Our vision for a healthy South Australia includes:
The creation of a state-wide community health promotion and disease prevention strategy to support coordinated public health programs and partnerships between NGOs, local government and the Department of Health. 
The creation of a discrete, full-time position of Chief Public Health Officer (currently this position is combined with the position of Chief Medical Officer).
Establishing a pilot program with an initial two primary health care centres to build community capacity through health promotion, partnerships and development. One should be located in Adelaide, with the other in a rural location.

Kate Kameniar, President of the PHAA SA Branch says, “Chronic diseases caused by poor nutrition, lack of physical activity and smoking are severely impacting the health of South Australians.

“All South Australians deserve a fair go and the opportunity to live well.  We’re demanding urgent action be taken by a strong leadership with a visible commitment to improving public health.

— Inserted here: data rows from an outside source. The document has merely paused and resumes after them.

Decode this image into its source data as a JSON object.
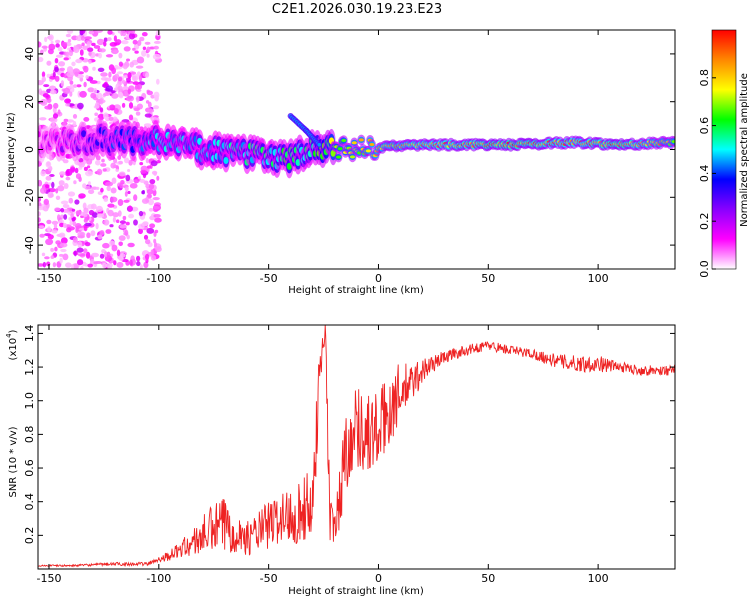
{
  "title": "C2E1.2026.030.19.23.E23",
  "chart_data": [
    {
      "type": "heatmap",
      "title": "C2E1.2026.030.19.23.E23",
      "xlabel": "Height of straight line (km)",
      "ylabel": "Frequency (Hz)",
      "xlim": [
        -155,
        135
      ],
      "ylim": [
        -50,
        50
      ],
      "x_ticks": [
        -150,
        -100,
        -50,
        0,
        50,
        100
      ],
      "y_ticks": [
        -40,
        -20,
        0,
        20,
        40
      ],
      "colorbar": {
        "label": "Normalized spectral amplitude",
        "range": [
          0.0,
          1.0
        ],
        "ticks": [
          "0.0",
          "0.2",
          "0.4",
          "0.6",
          "0.8"
        ],
        "tick_values": [
          0.0,
          0.2,
          0.4,
          0.6,
          0.8
        ],
        "colors": [
          "#ffffff",
          "#ff00ff",
          "#8800ff",
          "#0000ff",
          "#00ffff",
          "#00ff00",
          "#ffff00",
          "#ff8800",
          "#ff0000"
        ]
      },
      "ridge": [
        {
          "x": -155,
          "f": 3,
          "a": 0.15
        },
        {
          "x": -130,
          "f": 4,
          "a": 0.35
        },
        {
          "x": -110,
          "f": 4,
          "a": 0.45
        },
        {
          "x": -100,
          "f": 4,
          "a": 0.5
        },
        {
          "x": -80,
          "f": 0,
          "a": 0.5
        },
        {
          "x": -60,
          "f": -2,
          "a": 0.55
        },
        {
          "x": -40,
          "f": -4,
          "a": 0.6
        },
        {
          "x": -30,
          "f": 0,
          "a": 0.6
        },
        {
          "x": -20,
          "f": 0,
          "a": 0.75
        },
        {
          "x": -10,
          "f": 0,
          "a": 0.8
        },
        {
          "x": 0,
          "f": 1,
          "a": 0.85
        },
        {
          "x": 20,
          "f": 2,
          "a": 0.9
        },
        {
          "x": 60,
          "f": 2,
          "a": 0.95
        },
        {
          "x": 90,
          "f": 3,
          "a": 0.9
        },
        {
          "x": 110,
          "f": 2,
          "a": 0.95
        },
        {
          "x": 135,
          "f": 3,
          "a": 0.8
        }
      ],
      "branch": [
        {
          "x": -40,
          "f": 14
        },
        {
          "x": -33,
          "f": 8
        },
        {
          "x": -27,
          "f": 2
        }
      ]
    },
    {
      "type": "line",
      "xlabel": "Height of straight line (km)",
      "ylabel": "SNR (10 * v/v)",
      "y_scale_label": "(x10",
      "y_scale_exponent": "4",
      "xlim": [
        -155,
        135
      ],
      "ylim": [
        0.0,
        1.45
      ],
      "x_ticks": [
        -150,
        -100,
        -50,
        0,
        50,
        100
      ],
      "y_ticks": [
        0.2,
        0.4,
        0.6,
        0.8,
        1.0,
        1.2,
        1.4
      ],
      "color": "#ee2222",
      "series": [
        {
          "name": "SNR",
          "x": [
            -155,
            -140,
            -120,
            -105,
            -100,
            -95,
            -90,
            -85,
            -80,
            -75,
            -70,
            -65,
            -60,
            -55,
            -50,
            -45,
            -40,
            -35,
            -30,
            -28,
            -26,
            -24,
            -23,
            -22,
            -20,
            -18,
            -15,
            -10,
            -5,
            0,
            5,
            10,
            15,
            20,
            25,
            30,
            40,
            50,
            60,
            70,
            80,
            90,
            100,
            110,
            120,
            135
          ],
          "y": [
            0.02,
            0.02,
            0.03,
            0.03,
            0.06,
            0.08,
            0.12,
            0.15,
            0.2,
            0.24,
            0.26,
            0.22,
            0.18,
            0.22,
            0.26,
            0.3,
            0.32,
            0.34,
            0.4,
            0.9,
            1.3,
            1.42,
            0.8,
            0.3,
            0.22,
            0.4,
            0.7,
            0.86,
            0.8,
            0.82,
            0.95,
            1.05,
            1.1,
            1.18,
            1.22,
            1.26,
            1.3,
            1.33,
            1.3,
            1.28,
            1.24,
            1.22,
            1.22,
            1.2,
            1.18,
            1.18
          ],
          "noise": [
            0.005,
            0.005,
            0.01,
            0.01,
            0.02,
            0.03,
            0.05,
            0.08,
            0.12,
            0.15,
            0.18,
            0.12,
            0.1,
            0.12,
            0.15,
            0.15,
            0.18,
            0.2,
            0.2,
            0.25,
            0.15,
            0.05,
            0.3,
            0.15,
            0.1,
            0.2,
            0.25,
            0.25,
            0.25,
            0.25,
            0.22,
            0.18,
            0.12,
            0.08,
            0.05,
            0.04,
            0.03,
            0.03,
            0.03,
            0.03,
            0.04,
            0.05,
            0.05,
            0.03,
            0.03,
            0.03
          ]
        }
      ]
    }
  ]
}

“We want to see long-term, sustained commitment by the state to support all public institutions and places as health-promoting environments. Changing the settings in which we work, live and play can make a significant difference; whether it’s through increasing physical activity by installing better bike paths, encouraging healthier food options, or creating more smoke-free public zones,” she says.

 Dr Stefania Velardo, President of the AHPA SA Branch, says, “Funding directed to health promotion can address the underlying causes of ill health rather than just treating chronic disease when it appears.”

“The evidence indicates that many interventions focused on prevention are indeed cost saving. Cuts to public health spending are short-sighted and create a false economy.

“Health promotion is important because it enables people to increase control over their health; it moves beyond a focus on individuals towards a wide range of social and environmental interventions.”

Fran Baum, representing the People’s Health Movement says, “Across Australia, low-income people lose about six years of life compared to their better-off compatriots.  To reduce health inequities, we need to create environments that promote better health. This is known as addressing the ‘social determinants of health’.”

“The policies put forward by our consortium provide an evidence-based plan of action for the healthy, vibrant South Australian community we all want to live in.”

According to Pas Forgione, convenor of the Anti-Poverty Network SA, "Poverty, and the stress, isolation, and deprivation that comes with it, has profound impacts on wellbeing, whether it is chronic disease, poor mental health, or other ailments.”

“For those on low incomes, a renewed focus on prevention and promotion is long overdue, and a welcome antidote to blaming those struggling to get by for the health issues caused by their critical lack of funds.”


1.    SA Health. (2017). Protect, Prevent, Improve, Inform - The Chief Public Health Officer’s Report 2014-2016, South Australian Government: Adelaide.